Les sociaux démocrates (S&D) envoient 134 élus dans le prochain hémicycle, ce qui est 5 de moins qu'en 2019. "Nous restons le deuxième parti européen", a martelé l'Espagnol Pedro Marques, tout en reconnaissant la victoire du PPE. Il s'est aussi opposé à un élargissement de la coalition européenne à l'extrême droite.

Les libéraux (Renew Europe, RE) reculent nettement, avec 79 députés européens contre 102 en 2019. Toutefois, ils restent la troisième force politique du Parlement. D'après la députée bulgare Iskra Mihaylova, "aucune majorité ne sera possible sans les libéraux".

"Les résultats de ce soir ne représentent certainement pas une victoire pour les Verts."

Philippe Lamberts
Coprésident des Verts européens

Les écologistes européens sont les grands perdants de ce scrutin. Ils ne recueillent que 53 sièges, alors qu'ils en avaient obtenu 71 en 2019, au plus fort de la vague verte.

"Les résultats de ce soir ne représentent certainement pas une victoire pour les Verts", a déclaré le coprésident des Verts européens, Philippe Lamberts, tout en affirmant que son groupe politique serait prête à prendre ses responsabilités.

La gauche radicale (GUE) aligne 36 députés (-1).

Poussée de l'extrême droite

L'extrême droite arrive en tête en Autriche, où le FPÖ, fondé par d'anciens nazis, remporte 27% des suffrages. En Allemagne, l'AfD confirme sa montée en puissance en arrivant en deuxième position, mais il fait moins bien qu'attendu en raison des errements de sa tête de liste, Maximilian Krah, qui avait affirmé en campagne que les SS n'étaient pas tous des criminels de guerre. Il a été exclu, lundi, de l'AfD.

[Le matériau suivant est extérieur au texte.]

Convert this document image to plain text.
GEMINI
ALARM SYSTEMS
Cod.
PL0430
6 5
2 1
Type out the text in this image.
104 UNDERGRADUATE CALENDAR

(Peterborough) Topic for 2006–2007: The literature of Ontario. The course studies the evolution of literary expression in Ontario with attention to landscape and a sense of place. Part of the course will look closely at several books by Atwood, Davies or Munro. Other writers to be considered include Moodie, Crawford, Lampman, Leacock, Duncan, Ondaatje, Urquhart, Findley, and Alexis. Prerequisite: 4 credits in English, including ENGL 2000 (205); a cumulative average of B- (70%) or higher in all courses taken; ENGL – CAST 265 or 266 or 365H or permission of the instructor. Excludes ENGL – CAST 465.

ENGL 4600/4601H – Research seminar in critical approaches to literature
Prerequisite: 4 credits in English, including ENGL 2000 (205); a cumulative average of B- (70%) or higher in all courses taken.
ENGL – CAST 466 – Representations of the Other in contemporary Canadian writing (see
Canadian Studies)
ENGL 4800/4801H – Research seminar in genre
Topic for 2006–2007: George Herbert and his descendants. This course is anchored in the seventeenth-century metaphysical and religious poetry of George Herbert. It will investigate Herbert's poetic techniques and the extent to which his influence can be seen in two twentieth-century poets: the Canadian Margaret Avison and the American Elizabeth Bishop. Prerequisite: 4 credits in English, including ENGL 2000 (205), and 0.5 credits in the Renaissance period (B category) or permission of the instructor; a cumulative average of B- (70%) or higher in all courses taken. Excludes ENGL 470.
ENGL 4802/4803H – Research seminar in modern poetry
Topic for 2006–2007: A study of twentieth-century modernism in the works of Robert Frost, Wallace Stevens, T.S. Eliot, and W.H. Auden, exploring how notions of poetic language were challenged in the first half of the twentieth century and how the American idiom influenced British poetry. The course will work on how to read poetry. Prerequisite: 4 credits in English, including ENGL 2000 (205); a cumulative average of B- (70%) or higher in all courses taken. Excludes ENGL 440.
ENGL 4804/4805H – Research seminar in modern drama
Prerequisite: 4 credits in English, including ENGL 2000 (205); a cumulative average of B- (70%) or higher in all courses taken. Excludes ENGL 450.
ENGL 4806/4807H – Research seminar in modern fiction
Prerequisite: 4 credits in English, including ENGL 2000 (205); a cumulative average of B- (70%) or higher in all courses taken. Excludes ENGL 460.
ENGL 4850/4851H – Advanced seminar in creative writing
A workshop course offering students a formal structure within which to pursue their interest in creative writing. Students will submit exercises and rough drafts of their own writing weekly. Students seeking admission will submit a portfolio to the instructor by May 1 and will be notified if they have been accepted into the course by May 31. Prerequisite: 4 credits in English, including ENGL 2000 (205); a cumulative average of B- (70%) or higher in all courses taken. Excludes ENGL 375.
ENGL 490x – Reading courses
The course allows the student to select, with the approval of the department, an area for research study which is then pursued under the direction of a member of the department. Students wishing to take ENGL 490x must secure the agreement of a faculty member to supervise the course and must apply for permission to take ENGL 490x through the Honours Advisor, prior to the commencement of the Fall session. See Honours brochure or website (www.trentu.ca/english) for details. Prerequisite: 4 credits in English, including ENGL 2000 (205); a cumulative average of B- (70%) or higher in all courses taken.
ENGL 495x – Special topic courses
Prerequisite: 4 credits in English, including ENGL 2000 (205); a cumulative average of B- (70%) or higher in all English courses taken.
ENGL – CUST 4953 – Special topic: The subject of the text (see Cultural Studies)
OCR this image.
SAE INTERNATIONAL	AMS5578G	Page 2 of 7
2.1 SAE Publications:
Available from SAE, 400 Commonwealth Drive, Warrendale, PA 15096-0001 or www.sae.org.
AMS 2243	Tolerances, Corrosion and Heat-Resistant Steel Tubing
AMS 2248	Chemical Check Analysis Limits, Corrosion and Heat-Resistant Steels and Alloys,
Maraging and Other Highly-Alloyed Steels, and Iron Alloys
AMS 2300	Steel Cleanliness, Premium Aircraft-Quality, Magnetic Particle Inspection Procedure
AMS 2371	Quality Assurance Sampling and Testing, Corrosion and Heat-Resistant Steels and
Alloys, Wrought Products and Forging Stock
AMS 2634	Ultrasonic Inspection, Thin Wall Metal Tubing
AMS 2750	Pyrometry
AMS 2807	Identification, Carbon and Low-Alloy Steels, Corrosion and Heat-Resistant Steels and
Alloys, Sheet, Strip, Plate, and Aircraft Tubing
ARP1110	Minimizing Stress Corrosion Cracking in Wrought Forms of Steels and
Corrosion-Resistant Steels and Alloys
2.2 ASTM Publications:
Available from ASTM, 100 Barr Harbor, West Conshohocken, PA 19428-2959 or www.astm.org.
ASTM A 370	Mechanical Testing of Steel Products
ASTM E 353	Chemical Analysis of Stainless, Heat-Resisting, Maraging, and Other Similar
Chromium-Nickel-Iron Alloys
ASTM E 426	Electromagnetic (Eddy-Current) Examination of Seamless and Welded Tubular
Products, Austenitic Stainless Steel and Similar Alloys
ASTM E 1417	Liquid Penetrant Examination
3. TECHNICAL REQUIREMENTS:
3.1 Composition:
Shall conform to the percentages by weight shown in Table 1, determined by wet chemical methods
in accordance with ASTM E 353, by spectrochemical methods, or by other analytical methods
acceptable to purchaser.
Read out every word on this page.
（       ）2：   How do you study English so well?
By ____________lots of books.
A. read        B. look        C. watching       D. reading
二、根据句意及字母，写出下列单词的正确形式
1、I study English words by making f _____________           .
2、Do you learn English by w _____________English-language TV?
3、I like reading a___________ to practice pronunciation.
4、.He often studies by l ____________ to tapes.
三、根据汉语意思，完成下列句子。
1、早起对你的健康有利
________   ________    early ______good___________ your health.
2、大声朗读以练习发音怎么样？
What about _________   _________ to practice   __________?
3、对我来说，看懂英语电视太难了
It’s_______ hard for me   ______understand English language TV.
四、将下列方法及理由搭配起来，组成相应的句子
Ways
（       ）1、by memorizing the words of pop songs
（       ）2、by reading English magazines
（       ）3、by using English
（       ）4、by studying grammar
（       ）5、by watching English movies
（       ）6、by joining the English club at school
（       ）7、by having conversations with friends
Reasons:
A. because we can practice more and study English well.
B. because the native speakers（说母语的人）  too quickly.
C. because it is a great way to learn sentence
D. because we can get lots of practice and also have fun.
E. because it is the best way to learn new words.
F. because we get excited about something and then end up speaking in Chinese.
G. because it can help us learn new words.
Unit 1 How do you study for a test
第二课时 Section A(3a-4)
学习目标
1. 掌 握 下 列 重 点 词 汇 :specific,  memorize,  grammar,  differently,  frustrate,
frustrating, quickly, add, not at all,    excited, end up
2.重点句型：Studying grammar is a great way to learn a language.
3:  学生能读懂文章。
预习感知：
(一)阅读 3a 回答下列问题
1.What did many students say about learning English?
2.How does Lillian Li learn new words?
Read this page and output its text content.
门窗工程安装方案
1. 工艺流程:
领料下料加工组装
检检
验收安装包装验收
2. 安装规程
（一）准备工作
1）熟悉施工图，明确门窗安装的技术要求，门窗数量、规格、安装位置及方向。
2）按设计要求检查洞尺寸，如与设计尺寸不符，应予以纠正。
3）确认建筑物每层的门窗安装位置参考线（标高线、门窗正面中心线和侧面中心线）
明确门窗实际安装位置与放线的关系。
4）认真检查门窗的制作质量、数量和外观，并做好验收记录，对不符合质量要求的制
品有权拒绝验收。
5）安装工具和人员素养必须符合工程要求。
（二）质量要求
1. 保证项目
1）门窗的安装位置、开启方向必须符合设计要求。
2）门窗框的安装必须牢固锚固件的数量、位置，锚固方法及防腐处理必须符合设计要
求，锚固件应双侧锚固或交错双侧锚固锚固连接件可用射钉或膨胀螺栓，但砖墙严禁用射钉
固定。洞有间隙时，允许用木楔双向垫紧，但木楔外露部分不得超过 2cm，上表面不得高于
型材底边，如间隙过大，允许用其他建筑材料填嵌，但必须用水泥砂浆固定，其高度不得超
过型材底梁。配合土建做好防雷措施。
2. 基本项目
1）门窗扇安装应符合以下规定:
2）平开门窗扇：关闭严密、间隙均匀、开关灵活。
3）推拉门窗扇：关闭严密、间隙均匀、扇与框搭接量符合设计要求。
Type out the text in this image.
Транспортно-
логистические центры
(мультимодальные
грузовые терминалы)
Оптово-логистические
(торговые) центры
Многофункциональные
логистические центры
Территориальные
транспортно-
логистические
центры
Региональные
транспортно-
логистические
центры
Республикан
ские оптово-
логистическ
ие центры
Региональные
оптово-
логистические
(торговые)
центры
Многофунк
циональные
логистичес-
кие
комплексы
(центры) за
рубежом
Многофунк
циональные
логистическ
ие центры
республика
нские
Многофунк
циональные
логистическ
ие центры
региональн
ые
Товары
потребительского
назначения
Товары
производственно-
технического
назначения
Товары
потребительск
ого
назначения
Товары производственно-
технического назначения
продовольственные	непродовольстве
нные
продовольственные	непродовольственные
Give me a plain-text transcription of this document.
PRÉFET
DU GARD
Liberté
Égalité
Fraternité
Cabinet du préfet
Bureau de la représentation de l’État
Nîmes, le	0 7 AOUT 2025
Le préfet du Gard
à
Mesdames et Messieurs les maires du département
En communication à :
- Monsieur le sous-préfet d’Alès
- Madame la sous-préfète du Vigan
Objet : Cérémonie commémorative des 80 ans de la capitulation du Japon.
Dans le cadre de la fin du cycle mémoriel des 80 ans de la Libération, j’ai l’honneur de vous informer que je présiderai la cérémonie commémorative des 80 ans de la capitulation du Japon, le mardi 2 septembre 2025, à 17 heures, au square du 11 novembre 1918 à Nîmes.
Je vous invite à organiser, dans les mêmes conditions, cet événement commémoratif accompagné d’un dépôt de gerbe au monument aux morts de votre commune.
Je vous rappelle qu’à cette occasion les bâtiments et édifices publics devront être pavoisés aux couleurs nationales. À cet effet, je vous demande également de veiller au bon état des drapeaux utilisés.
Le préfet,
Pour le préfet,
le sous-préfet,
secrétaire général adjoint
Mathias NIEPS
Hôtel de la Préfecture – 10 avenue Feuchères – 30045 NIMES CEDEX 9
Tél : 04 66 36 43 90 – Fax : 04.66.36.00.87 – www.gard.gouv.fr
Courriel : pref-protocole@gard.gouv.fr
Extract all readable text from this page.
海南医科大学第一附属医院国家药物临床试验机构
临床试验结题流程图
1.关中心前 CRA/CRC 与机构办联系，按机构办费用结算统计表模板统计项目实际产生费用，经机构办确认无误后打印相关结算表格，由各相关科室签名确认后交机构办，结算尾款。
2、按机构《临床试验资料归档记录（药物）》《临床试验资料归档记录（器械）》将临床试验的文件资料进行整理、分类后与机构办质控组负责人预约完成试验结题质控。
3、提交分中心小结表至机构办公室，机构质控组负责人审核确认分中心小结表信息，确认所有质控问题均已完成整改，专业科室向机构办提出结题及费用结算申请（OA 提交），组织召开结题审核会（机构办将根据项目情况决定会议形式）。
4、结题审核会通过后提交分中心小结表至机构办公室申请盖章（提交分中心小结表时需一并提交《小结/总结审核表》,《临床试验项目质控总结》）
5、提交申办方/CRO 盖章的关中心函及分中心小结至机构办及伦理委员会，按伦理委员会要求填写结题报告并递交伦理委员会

En France, le Rassemblement national (RN) de Jordan Bardella est le grand vainqueur, en obtenant entre 31,5% des voix, soit deux fois le score du parti Renaissance du président français Emmanuel Macron (14,5%) qui se retrouve au niveau du parti de gauche de Raphaël Glucksmann (14%). L'extrême droite française devrait obtenir 30 élus au Parlement européen. Face à ce séisme politique, le président Macron a décidé de dissoudre l'Assemblée nationale. Une décision risquée.

En Italie, Fratelli d'Italia bondit à 27,7% (23 députés), alors qu'il n'avait remporté que 6% en 2019. Mais la Ligue du nord recule à 8%, contre 34,2% lors des précédentes élections.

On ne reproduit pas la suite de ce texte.